Enraciné comme je le suis, évidemment, je n’ai pas pu les suivre
jusqu’au château de Messimy où se déroulaient les festivités,
mais je suis devenu si grand que du haut de mon feuillage, par delà
des tours,
au bord de la Saône ou dans le parc de Fléchères,
j’ai pu voir le soleil étinceler sur la soie des chevaux, le vernis
des carrosseries,
les “ huit reflets “ et les boucles des harnais, et j’ai entendu
s’enthousiasmer
les milliers de spectateurs venus apprendre un peu de leur passé.
Par sept fois, tous les deux ans,
j’ai vu le prieuré s’enfiévrer de papillons nocturnes en capelines,
hauts de forme et chapeaux melons, de malles de pique-nique
comme autant de malles au trésor… chandeliers, dentelles, champagne et rires légers…

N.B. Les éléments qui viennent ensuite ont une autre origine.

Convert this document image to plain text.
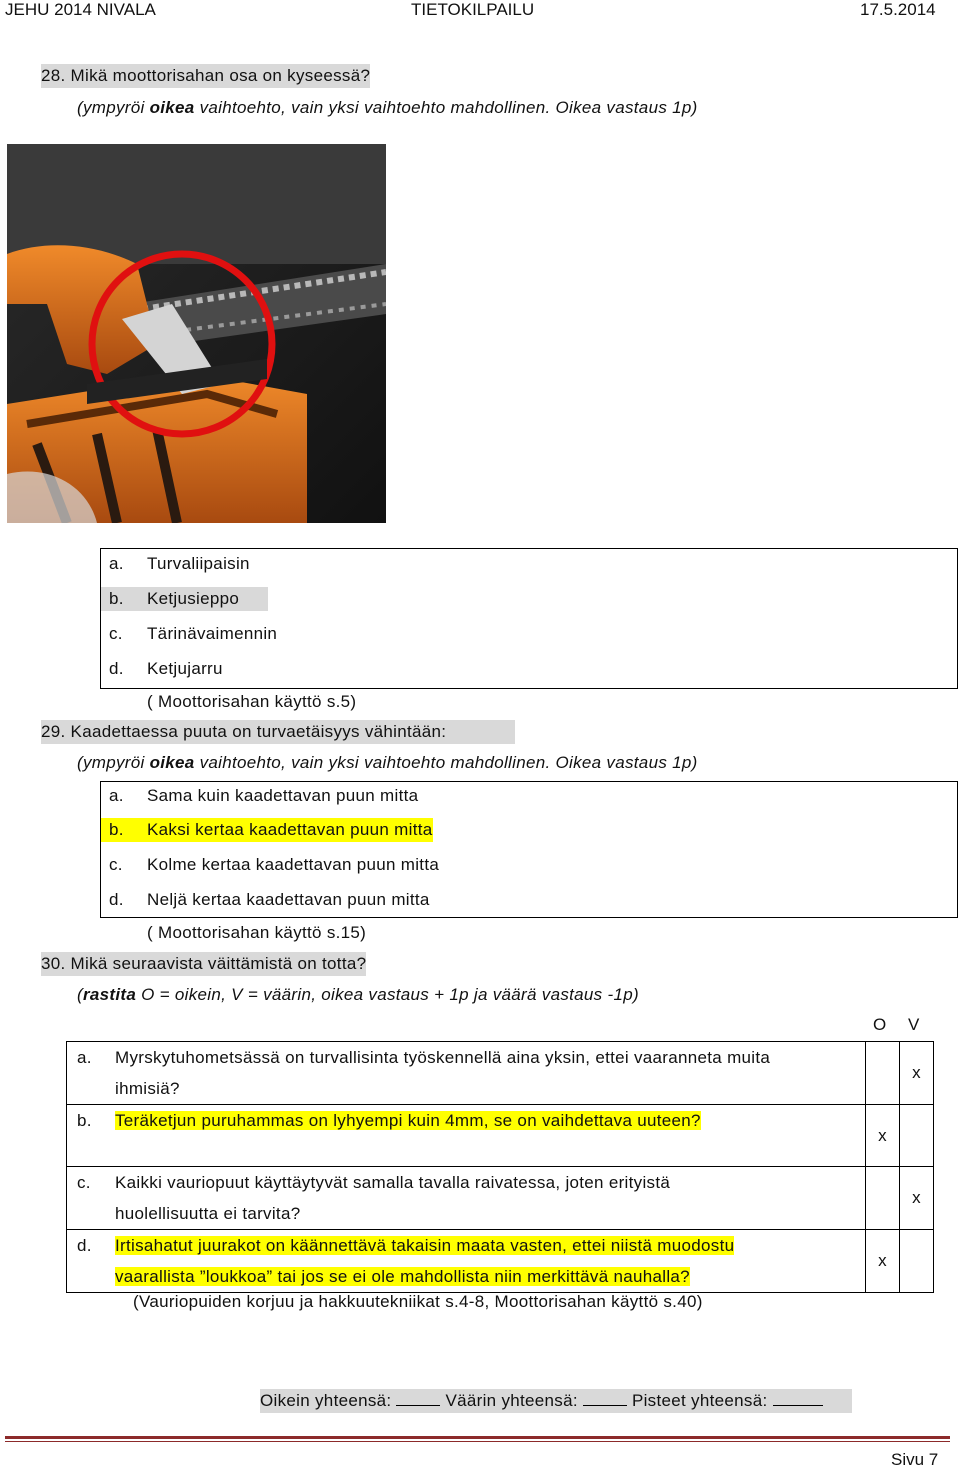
JEHU 2014 NIVALA	TIETOKILPAILU	17.5.2014
28. Mikä moottorisahan osa on kyseessä?
(ympyröi oikea vaihtoehto, vain yksi vaihtoehto mahdollinen. Oikea vastaus 1p)
a. Turvaliipaisin
b. Ketjusieppo
c. Tärinävaimennin
d. Ketjujarru
( Moottorisahan käyttö s.5)
29. Kaadettaessa puuta on turvaetäisyys vähintään:
(ympyröi oikea vaihtoehto, vain yksi vaihtoehto mahdollinen. Oikea vastaus 1p)
a. Sama kuin kaadettavan puun mitta
b. Kaksi kertaa kaadettavan puun mitta
c. Kolme kertaa kaadettavan puun mitta
d. Neljä kertaa kaadettavan puun mitta
( Moottorisahan käyttö s.15)
30. Mikä seuraavista väittämistä on totta?
(rastita O = oikein, V = väärin, oikea vastaus + 1p ja väärä vastaus -1p)
O V
a. Myrskytuhometsässä on turvallisinta työskennellä aina yksin, ettei vaaranneta muita
ihmisiä?		x

b. Teräketjun puruhammas on lyhyempi kuin 4mm, se on vaihdettava uuteen?	x	

c. Kaikki vauriopuut käyttäytyvät samalla tavalla raivatessa, joten erityistä
huolellisuutta ei tarvita?		x

d. Irtisahatut juurakot on käännettävä takaisin maata vasten, ettei niistä muodostu
vaarallista ”loukkoa” tai jos se ei ole mahdollista niin merkittävä nauhalla?	x	
(Vauriopuiden korjuu ja hakkuutekniikat s.4-8, Moottorisahan käyttö s.40)
Oikein yhteensä:	Väärin yhteensä:	Pisteet yhteensä:
Sivu 7
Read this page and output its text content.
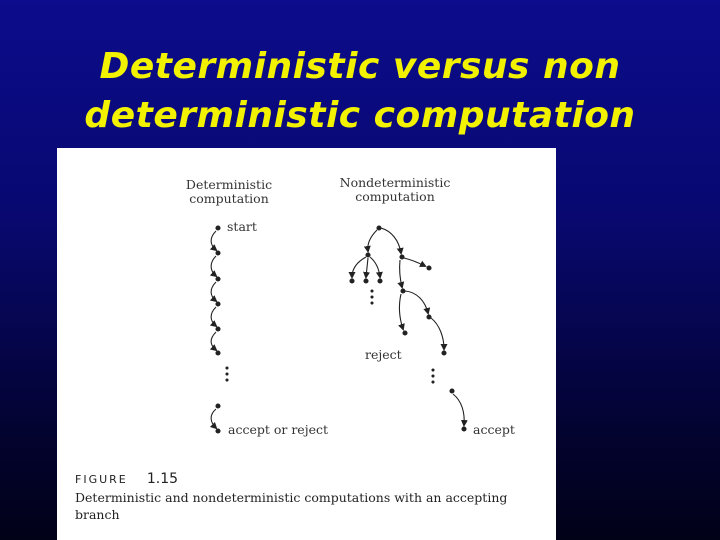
Deterministic versus non
deterministic computation
Deterministic
computation
Nondeterministic
computation
start
accept or reject
reject
accept
FIGURE 1.15
Deterministic and nondeterministic computations with an accepting branch
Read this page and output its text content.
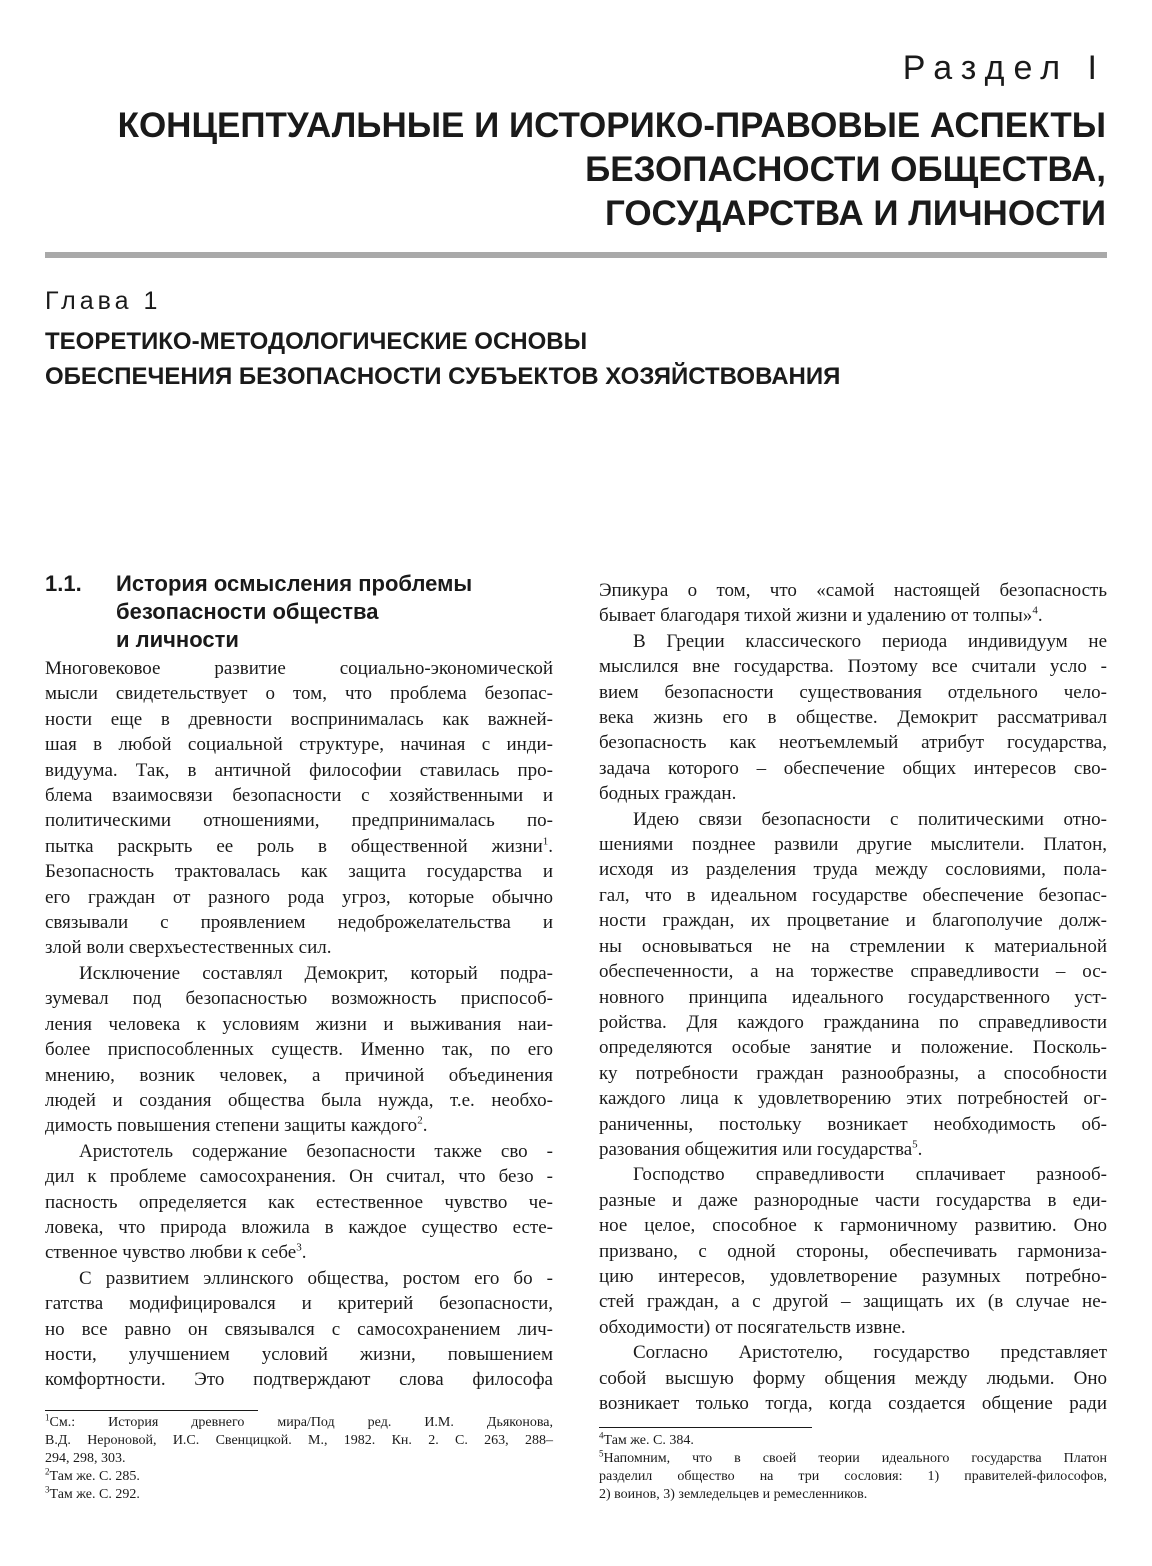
Раздел I
КОНЦЕПТУАЛЬНЫЕ И ИСТОРИКО-ПРАВОВЫЕ АСПЕКТЫ
БЕЗОПАСНОСТИ ОБЩЕСТВА,
ГОСУДАРСТВА И ЛИЧНОСТИ
Глава 1
ТЕОРЕТИКО-МЕТОДОЛОГИЧЕСКИЕ ОСНОВЫ
ОБЕСПЕЧЕНИЯ БЕЗОПАСНОСТИ СУБЪЕКТОВ ХОЗЯЙСТВОВАНИЯ
1.1.	История осмысления проблемы
безопасности общества
и личности
Многовековое развитие социально-экономической
мысли свидетельствует о том, что проблема безопас-
ности еще в древности воспринималась как важней-
шая в любой социальной структуре, начиная с инди-
видуума. Так, в античной философии ставилась про-
блема взаимосвязи безопасности с хозяйственными и
политическими отношениями, предпринималась по-
пытка раскрыть ее роль в общественной жизни$^1$.
Безопасность трактовалась как защита государства и
его граждан от разного рода угроз, которые обычно
связывали с проявлением недоброжелательства и
злой воли сверхъестественных сил.
Исключение составлял Демокрит, который подра-
зумевал под безопасностью возможность приспособ-
ления человека к условиям жизни и выживания наи-
более приспособленных существ. Именно так, по его
мнению, возник человек, а причиной объединения
людей и создания общества была нужда, т.е. необхо-
димость повышения степени защиты каждого$^2$.
Аристотель содержание безопасности также сво -
дил к проблеме самосохранения. Он считал, что безо -
пасность определяется как естественное чувство че-
ловека, что природа вложила в каждое существо есте-
ственное чувство любви к себе$^3$.
С развитием эллинского общества, ростом его бо -
гатства модифицировался и критерий безопасности,
но все равно он связывался с самосохранением лич-
ности, улучшением условий жизни, повышением
комфортности. Это подтверждают слова философа
Эпикура о том, что «самой настоящей безопасность
бывает благодаря тихой жизни и удалению от толпы»$^4$.
В Греции классического периода индивидуум не
мыслился вне государства. Поэтому все считали усло -
вием безопасности существования отдельного чело-
века жизнь его в обществе. Демокрит рассматривал
безопасность как неотъемлемый атрибут государства,
задача которого – обеспечение общих интересов сво-
бодных граждан.
Идею связи безопасности с политическими отно-
шениями позднее развили другие мыслители. Платон,
исходя из разделения труда между сословиями, пола-
гал, что в идеальном государстве обеспечение безопас-
ности граждан, их процветание и благополучие долж-
ны основываться не на стремлении к материальной
обеспеченности, а на торжестве справедливости – ос-
новного принципа идеального государственного уст-
ройства. Для каждого гражданина по справедливости
определяются особые занятие и положение. Посколь-
ку потребности граждан разнообразны, а способности
каждого лица к удовлетворению этих потребностей ог-
раниченны, постольку возникает необходимость об-
разования общежития или государства$^5$.
Господство справедливости сплачивает разнооб-
разные и даже разнородные части государства в еди-
ное целое, способное к гармоничному развитию. Оно
призвано, с одной стороны, обеспечивать гармониза-
цию интересов, удовлетворение разумных потребно-
стей граждан, а с другой – защищать их (в случае не-
обходимости) от посягательств извне.
Согласно Аристотелю, государство представляет
собой высшую форму общения между людьми. Оно
возникает только тогда, когда создается общение ради
$^1$См.: История древнего мира/Под ред. И.М. Дьяконова,
В.Д. Нероновой, И.С. Свенцицкой. М., 1982. Кн. 2. С. 263, 288–
294, 298, 303.
$^2$Там же. С. 285.
$^3$Там же. С. 292.
$^4$Там же. С. 384.
$^5$Напомним, что в своей теории идеального государства Платон
разделил общество на три сословия: 1) правителей-философов,
2) воинов, 3) земледельцев и ремесленников.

J’aurais voulu vous dire… mais, hélas, les hêtres ne parlent pas…
comme ce retour à ma jeunesse a chamboulé mon vieux cœur.
Et puis… on s’en doutait, mais on ne voulait pas le savoir, Guy,
après la septième édition, a refermé sa boite de magicien.
Chacun avait vieilli, c’est vrai, mais si peu…
Je voyais bien que l’entreprise semblait périlleuse et qu’il
paraissait raisonnable…
après avoir défié le sort sept fois, après un septième succès, d’en
terminer enfin…
de sorte que la belle aventure ne laisse au cœur que de suaves regrets.
Je voudrais vous faire une confidence :
je sais que ce n’est pas le soir où Guy a remerciés ses amis
qu’il a fait ses véritables adieux à Messimy…
mais aux guides de l’arbalète d’un autre fou venu de Suisse…
quand, après une randonnée de soleil, dans la prairie où les clameurs
s’étaient tues,
avant que de dételer une dernière fois, Guy a conduit les trois chevaux
faire un tour d’honneur solitaire sous les paupières refermées du
château.
J’espère encore entendre des conciliabules, quand le soleil sera trop
fort au prieuré
et qu’on se sera réfugié à mes pieds…
écouter mes vieux fous se dire tout le bonheur qu’ils ont à se
retrouver :
“ Tu te souviens… c’était en 2005… “
“ Ah non, c’était en 2003, si, si, je t’assure… “
Au Hêtre pourpre, à Joëlle et à Guy,
à Odile et à Marc et à tous les autres fous.
De la part de tous, merci…
Novembre 2009
Julie Casau-Wasselin
à la tête de ses troupes
au briefing avec concurrents et juges
et voilà..Messimy c'est fini.
Mais le Hêtre pourpre veille et attend les prouesses des futures générations.